Comment la marmotte elle-même s’en accommode-t-elle? C’est un des mystères de son organisme. Là aussi, sans doute, l’explication devrait être cherchée dans le sens d’une adaptation naturelle. Si cette graisse singulière est si efficace contre les rhumatismes, c’est peut-être à cause des conditions qui règnent dans les terriers pendant les longs mois de l’hibernation. N’oublions pas que la marmotte dort de la fin septembre jusqu’à la fin avril, au moins, dans des trous humides, entre 1’600 et 3’000 mètres d’altitude. Quand le printemps revient et que les plaques des congères commencent à rétrécir sous le souffle attiédi du vent, la marmotte étire ses membres gourds, sort un instant de sa torpeur et vient bâiller sur le pas de sa porte, flairant le réveil des sèves nourricières. Sa sortie de l’hibernation ne se fait pas d’un coup. II lui faut plusieurs semaines pour se décider à reprendre l’activité estivale. Après avoir une première fois humé l’air printanier, elle retourne à son sommeil, et le manège se renouvellera quatre ou cinq fois avant la fin définitive du régime hivernal. On la verra alors de nouveau trotter dans les pierriers et ronger de ses longues dents jaunes les racines et les brins d’herbes coriaces qui s’obstinent à vivre dans l’air glacé de l’altitude. Comment résisterait-elle à une inactivité complète sous les tempêtes de l’hiver, si la graisse dont elle se larde pendant les mois d’été ne doublait son rôle nourricier de quelque vertu lubrifiante?

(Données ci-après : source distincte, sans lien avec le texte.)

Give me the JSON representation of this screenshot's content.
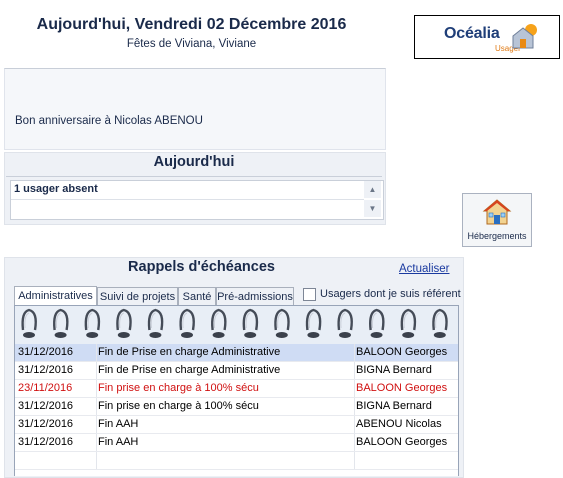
{
  "header": {
    "title": "Aujourd'hui, Vendredi 02 Décembre 2016",
    "subtitle": "Fêtes de Viviana, Viviane"
  },
  "logo": {
    "brand": "Océalia",
    "sub": "Usager"
  },
  "birthday": {
    "text": "Bon anniversaire à Nicolas ABENOU"
  },
  "today": {
    "title": "Aujourd'hui",
    "absent": "1 usager absent"
  },
  "hebergements": {
    "label": "Hébergements",
    "icon": "house-icon"
  },
  "rappels": {
    "title": "Rappels d'échéances",
    "refresh_label": "Actualiser",
    "tabs": [
      "Administratives",
      "Suivi de projets",
      "Santé",
      "Pré-admissions"
    ],
    "checkbox_label": "Usagers dont je suis référent",
    "checkbox_checked": false,
    "rows": [
      {
        "date": "31/12/2016",
        "label": "Fin de Prise en charge Administrative",
        "person": "BALOON Georges",
        "color": "#000000",
        "selected": true
      },
      {
        "date": "31/12/2016",
        "label": "Fin de Prise en charge Administrative",
        "person": "BIGNA Bernard",
        "color": "#000000",
        "selected": false
      },
      {
        "date": "23/11/2016",
        "label": "Fin prise en charge à 100% sécu",
        "person": "BALOON Georges",
        "color": "#d01010",
        "selected": false
      },
      {
        "date": "31/12/2016",
        "label": "Fin prise en charge à 100% sécu",
        "person": "BIGNA Bernard",
        "color": "#000000",
        "selected": false
      },
      {
        "date": "31/12/2016",
        "label": "Fin AAH",
        "person": "ABENOU Nicolas",
        "color": "#000000",
        "selected": false
      },
      {
        "date": "31/12/2016",
        "label": "Fin AAH",
        "person": "BALOON Georges",
        "color": "#000000",
        "selected": false
      }
    ]
  },
  "colors": {
    "accent": "#1a2a4a",
    "link": "#1a3aa0",
    "alert": "#d01010",
    "selected_row": "#cfdcf4"
  }
}
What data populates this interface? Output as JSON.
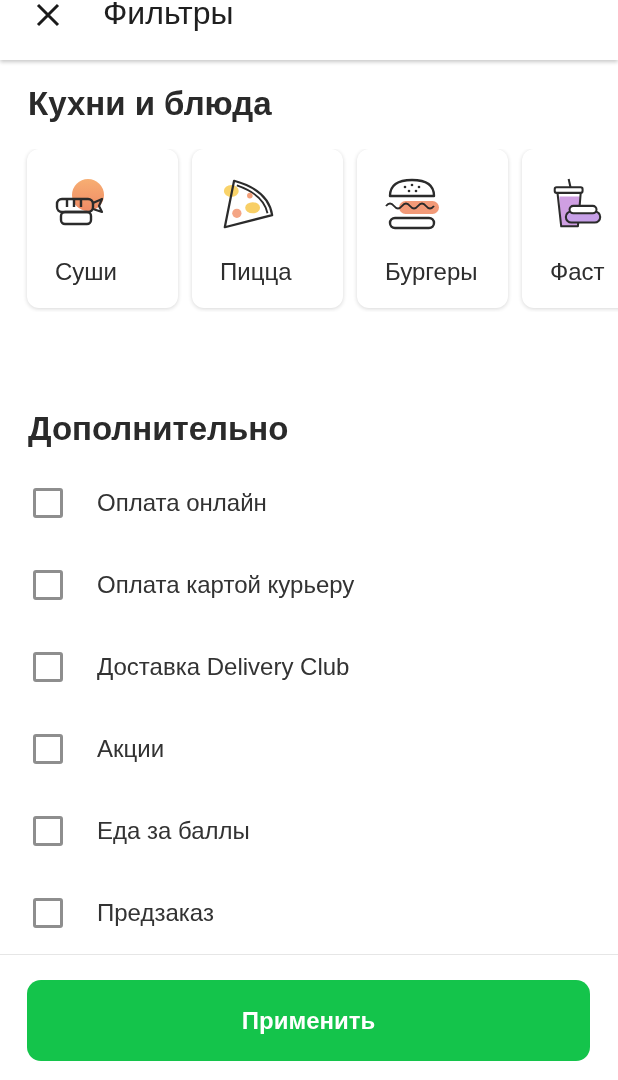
{
  "header": {
    "title": "Фильтры"
  },
  "cuisines": {
    "title": "Кухни и блюда",
    "items": [
      {
        "label": "Суши",
        "kind": "sushi"
      },
      {
        "label": "Пицца",
        "kind": "pizza"
      },
      {
        "label": "Бургеры",
        "kind": "burger"
      },
      {
        "label": "Фаст",
        "kind": "fastfood"
      }
    ]
  },
  "extras": {
    "title": "Дополнительно",
    "options": [
      {
        "label": "Оплата онлайн",
        "checked": false
      },
      {
        "label": "Оплата картой курьеру",
        "checked": false
      },
      {
        "label": "Доставка Delivery Club",
        "checked": false
      },
      {
        "label": "Акции",
        "checked": false
      },
      {
        "label": "Еда за баллы",
        "checked": false
      },
      {
        "label": "Предзаказ",
        "checked": false
      }
    ]
  },
  "apply_button": {
    "label": "Применить"
  }
}
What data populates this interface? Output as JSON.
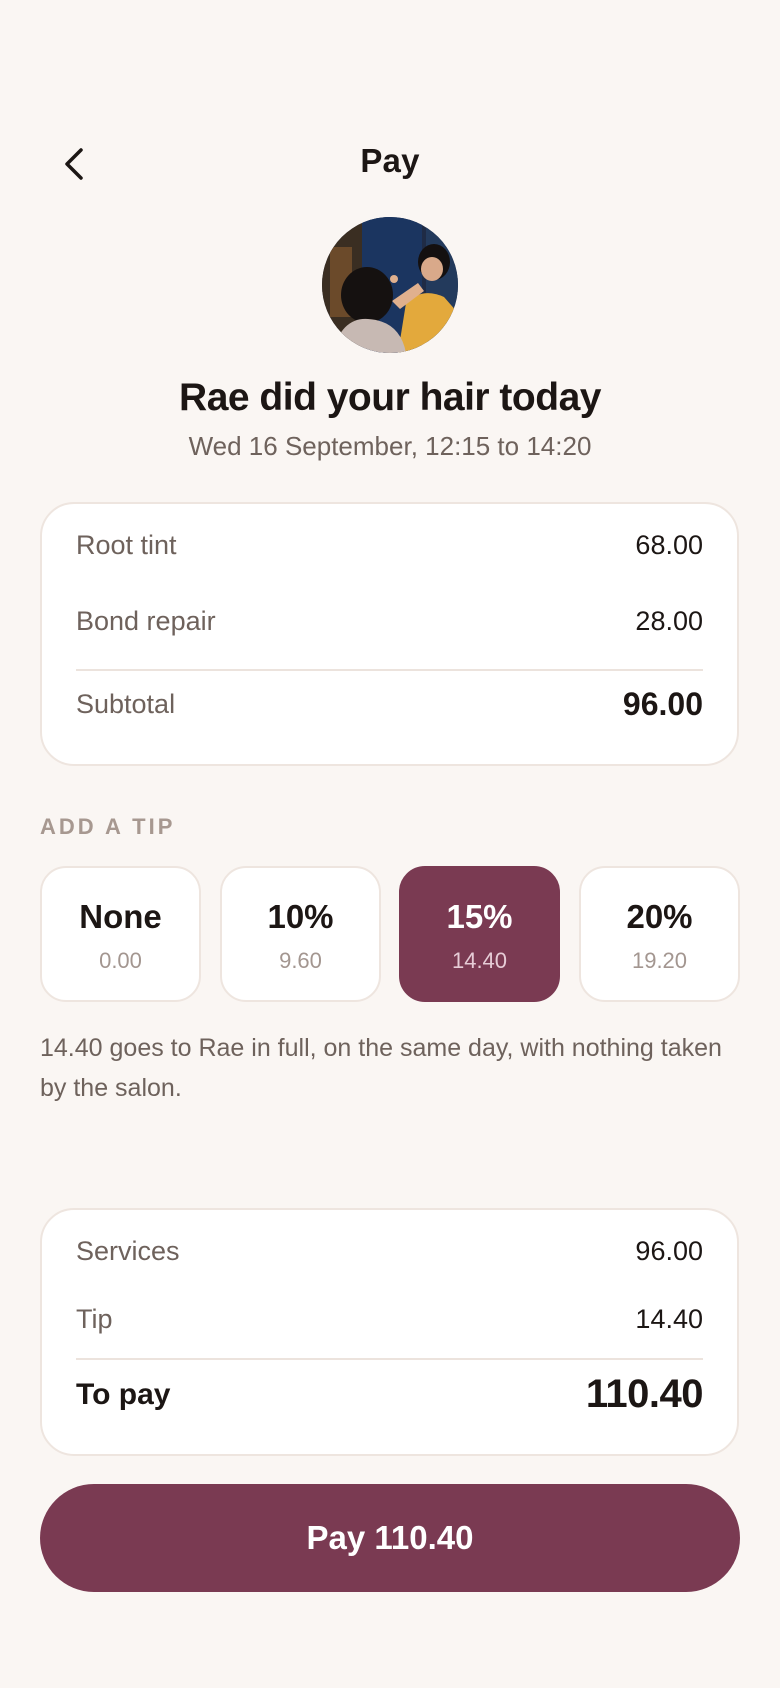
{
  "header": {
    "title": "Pay",
    "back_icon": "chevron-left-icon"
  },
  "stylist": {
    "headline": "Rae did your hair today",
    "appointment": "Wed 16 September, 12:15 to 14:20",
    "avatar": "stylist-photo"
  },
  "services": {
    "items": [
      {
        "label": "Root tint",
        "value": "68.00"
      },
      {
        "label": "Bond repair",
        "value": "28.00"
      }
    ],
    "subtotal_label": "Subtotal",
    "subtotal_value": "96.00"
  },
  "tip": {
    "heading": "ADD A TIP",
    "options": [
      {
        "label": "None",
        "amount": "0.00",
        "selected": false
      },
      {
        "label": "10%",
        "amount": "9.60",
        "selected": false
      },
      {
        "label": "15%",
        "amount": "14.40",
        "selected": true
      },
      {
        "label": "20%",
        "amount": "19.20",
        "selected": false
      }
    ],
    "note": "14.40 goes to Rae in full, on the same day, with nothing taken by the salon."
  },
  "summary": {
    "services_label": "Services",
    "services_value": "96.00",
    "tip_label": "Tip",
    "tip_value": "14.40",
    "total_label": "To pay",
    "total_value": "110.40"
  },
  "pay_button": {
    "label": "Pay 110.40"
  },
  "colors": {
    "accent": "#7a3a52",
    "background": "#faf6f3",
    "muted_text": "#6e625c"
  }
}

Mais, bien entendu, la graisse est d’abord la nourriture de l’hiver. Comme un paysan engrange sa récolte, la marmotte occupe son été à transformer en lard la maigre végétation qu’elle broute et ronge inlassablement. Il n’est besoin que de la voir en mai et en septembre pour comprendre. La marmotte de mai est flasque, étique, étriquée. Agile aussi, malgré ses pattes brèves et son corps massif. Sa fourrure ternie pend sous son ventre comme une outre vide; mais faites-lui une petite visite juste avant les premières neiges, au début de septembre. Grasse comme un moine, luisante, prospère, c’est une grosse boule pataude que vous verrez rouler pesamment. Ses mœurs mêmes ont changé. Alors que la marmotte de mai cherche n’importe où sa nourriture — sans toutefois s’éloigner trop de la colonie — la marmotte de septembre évite de descendre plus bas que l’ouverture de son trou, de façon à n’avoir jamais à monter pour y trouver refuge.
Sa morsure est tenace
Fait-elle parfois des réserves de fourrage, comme on l’a dit? Je ne crois pas. Il s’agit là, me semble-t-il, d’une légende, et mon opinion se fonde sur des observations qui, pour être en contravention avec la loi, n’en sont pas moins probantes. Le braconnier dont j’ai parlé plus haut avait l’habitude, avant la chute des neiges, de planter sur chaque trou un bâton de deux ou trois mètres, qu’il retrouvait ensuite en novembre, perçant la couche blanche. Grâce à ce repère, et muni d’une pelle et d’un pic, il attaquait alors le terrier et, en une après-midi, remplissait un grand sac d’une dizaine de bêtes endormies. Seule difficulté de cette ingénieuse et déplorable pratique: la rentrée au village, où les gendarmes gardaient le vieux bougre à l’œil.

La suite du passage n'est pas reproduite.